La musique générative est une extension de la composition algorithmique définie comme «un moteur pour la création musicale » (Curtis Roads, 1996, p. 821) impliquant la formalisation des processus de composition musicale au moyen d’algorithmes ou de règles conçues pour accomplir cette tâche. Il existe différentes façons d'écrire des algorithmes utilisant de modèles formels ou mathématiques et les langages de programmation dans l'ordinateur ou à l'aide d’environnements graphiques ou textuels destinés à la programmation. Les compositions du type algorithmique existent depuis le XIe siècle comme l’atteste David Cope (Cope, 2000), mais les débuts de l'informatique, étroitement liés à ce genre de composition à travers des œuvres telles que «Illiac Suite », composée en 1957 par Lejaren Hiller (1981), l’ont fait ressurgir en tant que concept. Cependant, l'évolution de la composition algorithmique est restée limitée en raison du coût et de l'accès à la puissance de calcul. Dans les années 1990, on a assisté à un regain d’intérêt pour ces compositions dû à l’importante augmentation de la puissance de calculs des ordinateurs. Ainsi une large communauté s’est mise à collaborer autour de la composition algorithmique. La

puissance alliée à la vitesse des calculs a permis l’avènement du son en temps réel rendant possible la réalisation d’environnements de traitement de la musique. Par exemple, Max / MSP, développé par David Zicarrelli et Miller Puckette, offre aux utilisateurs la possibilité de programmer des interactions entre diverses fonctionnalités musicales (notes, rythmes, etc.) et sonores (mélange de timbres, nuances, etc.) en reliant des objets géométriques au moyen de lignes imitant des câbles. Un autre exemple est le SuperCollider développé par James McCartney (Wilson & Cottle, 2011) qui a offert des moyens pratiques pour que les musiciens puissent programmer leurs propres algorithmes ou processus génératifs. Au Royaume-Uni le logiciel commercial Koan occupe une place importante dans la production de musique générative. Inspiré par ce logiciel, le compositeur Brian Eno a affirmé qu’ «à partir de maintenant, il y a trois possibilités : la musique live, la musique enregistrée et la musique générative » (Eno, 1996).

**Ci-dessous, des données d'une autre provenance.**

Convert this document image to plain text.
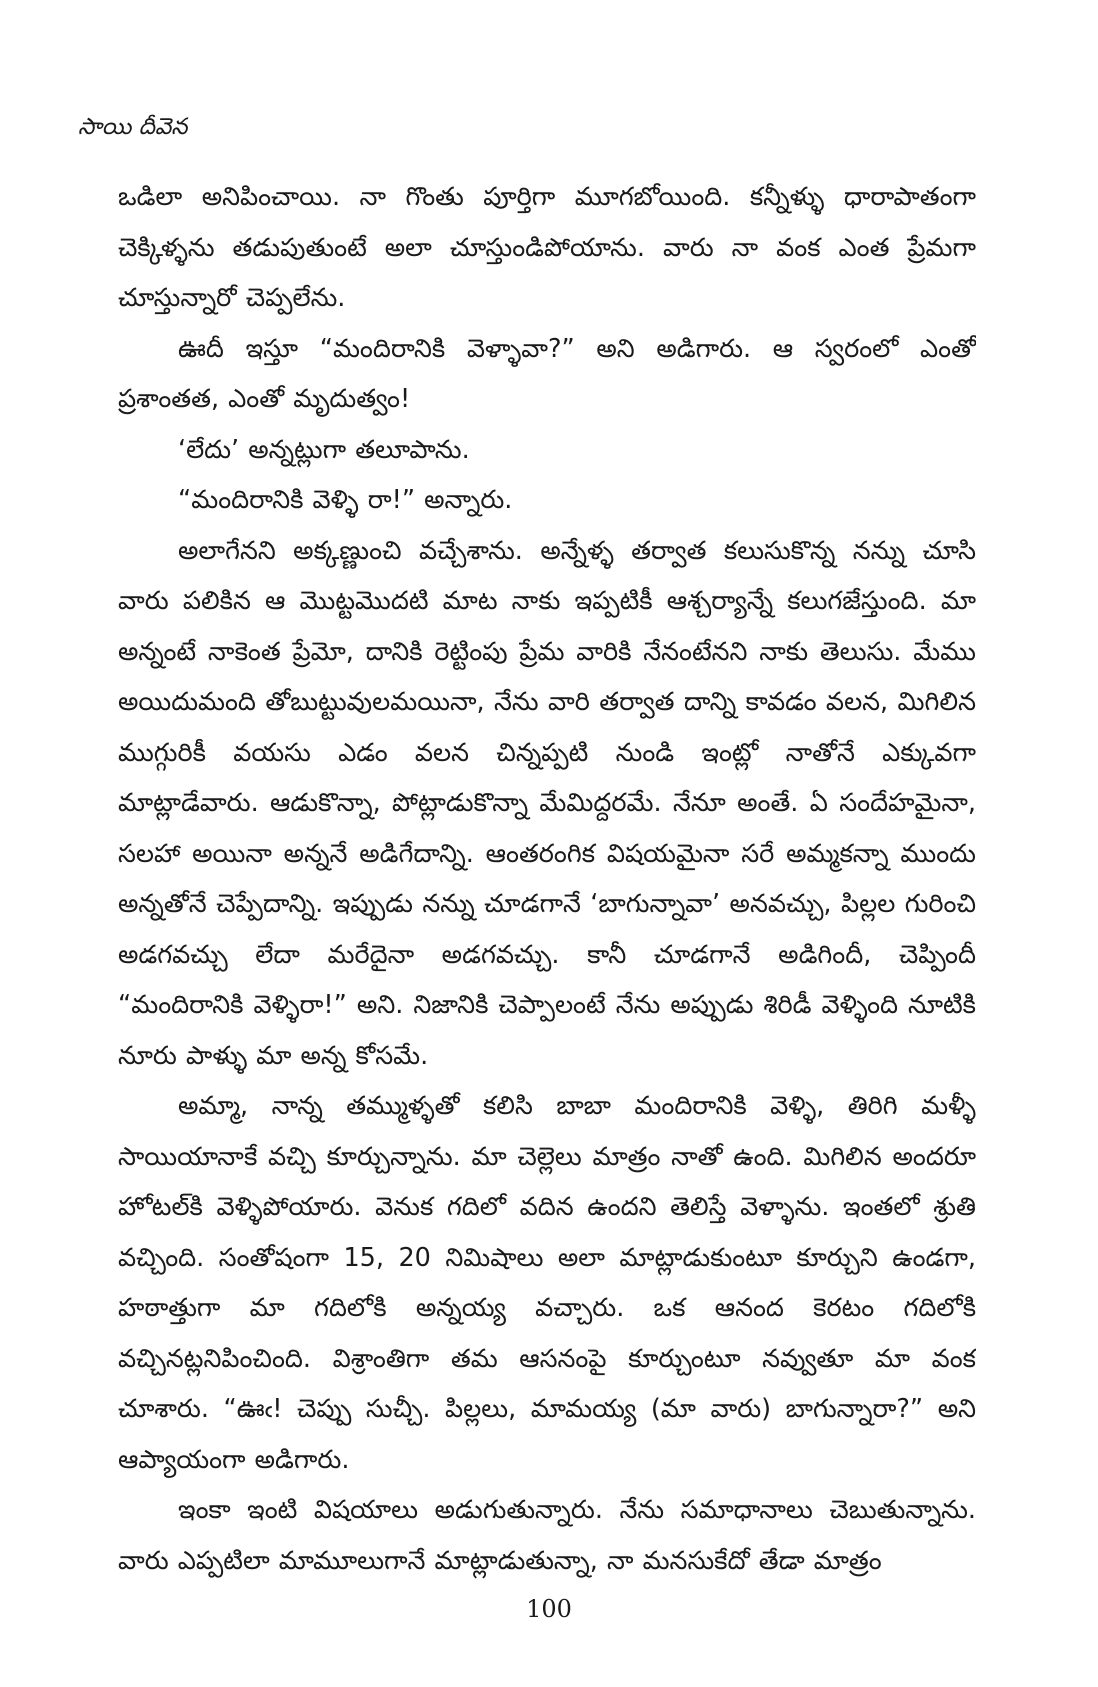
సాయి దీవెన

ఒడిలా అనిపించాయి. నా గొంతు పూర్తిగా మూగబోయింది. కన్నీళ్ళు ధారాపాతంగా చెక్కిళ్ళను తడుపుతుంటే అలా చూస్తుండిపోయాను. వారు నా వంక ఎంత ప్రేమగా చూస్తున్నారో చెప్పలేను.

ఊదీ ఇస్తూ “మందిరానికి వెళ్ళావా?” అని అడిగారు. ఆ స్వరంలో ఎంతో ప్రశాంతత, ఎంతో మృదుత్వం!

‘లేదు’ అన్నట్లుగా తలూపాను.

“మందిరానికి వెళ్ళి రా!” అన్నారు.

అలాగేనని అక్కణ్ణుంచి వచ్చేశాను. అన్నేళ్ళ తర్వాత కలుసుకొన్న నన్ను చూసి వారు పలికిన ఆ మొట్టమొదటి మాట నాకు ఇప్పటికీ ఆశ్చర్యాన్నే కలుగజేస్తుంది. మా అన్నంటే నాకెంత ప్రేమో, దానికి రెట్టింపు ప్రేమ వారికి నేనంటేనని నాకు తెలుసు. మేము అయిదుమంది తోబుట్టువులమయినా, నేను వారి తర్వాత దాన్ని కావడం వలన, మిగిలిన ముగ్గురికీ వయసు ఎడం వలన చిన్నప్పటి నుండి ఇంట్లో నాతోనే ఎక్కువగా మాట్లాడేవారు. ఆడుకొన్నా, పోట్లాడుకొన్నా మేమిద్దరమే. నేనూ అంతే. ఏ సందేహమైనా, సలహా అయినా అన్ననే అడిగేదాన్ని. ఆంతరంగిక విషయమైనా సరే అమ్మకన్నా ముందు అన్నతోనే చెప్పేదాన్ని. ఇప్పుడు నన్ను చూడగానే ‘బాగున్నావా’ అనవచ్చు, పిల్లల గురించి అడగవచ్చు లేదా మరేదైనా అడగవచ్చు. కానీ చూడగానే అడిగిందీ, చెప్పిందీ “మందిరానికి వెళ్ళిరా!” అని. నిజానికి చెప్పాలంటే నేను అప్పుడు శిరిడీ వెళ్ళింది నూటికి నూరు పాళ్ళు మా అన్న కోసమే.

అమ్మా, నాన్న తమ్ముళ్ళతో కలిసి బాబా మందిరానికి వెళ్ళి, తిరిగి మళ్ళీ సాయియానాకే వచ్చి కూర్చున్నాను. మా చెల్లెలు మాత్రం నాతో ఉంది. మిగిలిన అందరూ హోటల్‌కి వెళ్ళిపోయారు. వెనుక గదిలో వదిన ఉందని తెలిస్తే వెళ్ళాను. ఇంతలో శ్రుతి వచ్చింది. సంతోషంగా 15, 20 నిమిషాలు అలా మాట్లాడుకుంటూ కూర్చుని ఉండగా, హఠాత్తుగా మా గదిలోకి అన్నయ్య వచ్చారు. ఒక ఆనంద కెరటం గదిలోకి వచ్చినట్లనిపించింది. విశ్రాంతిగా తమ ఆసనంపై కూర్చుంటూ నవ్వుతూ మా వంక చూశారు. “ఊఁ! చెప్పు సుచ్చీ. పిల్లలు, మామయ్య (మా వారు) బాగున్నారా?” అని ఆప్యాయంగా అడిగారు.

ఇంకా ఇంటి విషయాలు అడుగుతున్నారు. నేను సమాధానాలు చెబుతున్నాను. వారు ఎప్పటిలా మామూలుగానే మాట్లాడుతున్నా, నా మనసుకేదో తేడా మాత్రం

100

Les expériences de Cope, par exemple, font appel à l’approche grammaticale dans le but de créer des algorithmes de composition (C. Roads & Wieneke, 1979). Pour Cope, l’analyse des œuvres à partir d’un modèle mathématique (la chaine de Markov) permet d’extraire des procédés récurrents de composition qui seront traités comme des contraintes dans un programme informatique de composition musicale (Cope, 2000, 2004). Et enfin, en poursuivant dans la voie algorithmique, le logiciel Continuator (Addessi & Pachet, 2005) a été conçu pour interagir avec un interprète humain en temps réel. Le logiciel reçoit la phrase musicale jouée par l’interprète humain et joue une autre phrase avec les mêmes caractéristiques que celles de l’interprète (Addessi & Pachet, 2005; Pachet, 2003). Dans ces expériences, les décisions de l’utilisateur sont prises en compte par le logiciel dans le but de déclencher une construction musicale totalement dévolue à ce dernier.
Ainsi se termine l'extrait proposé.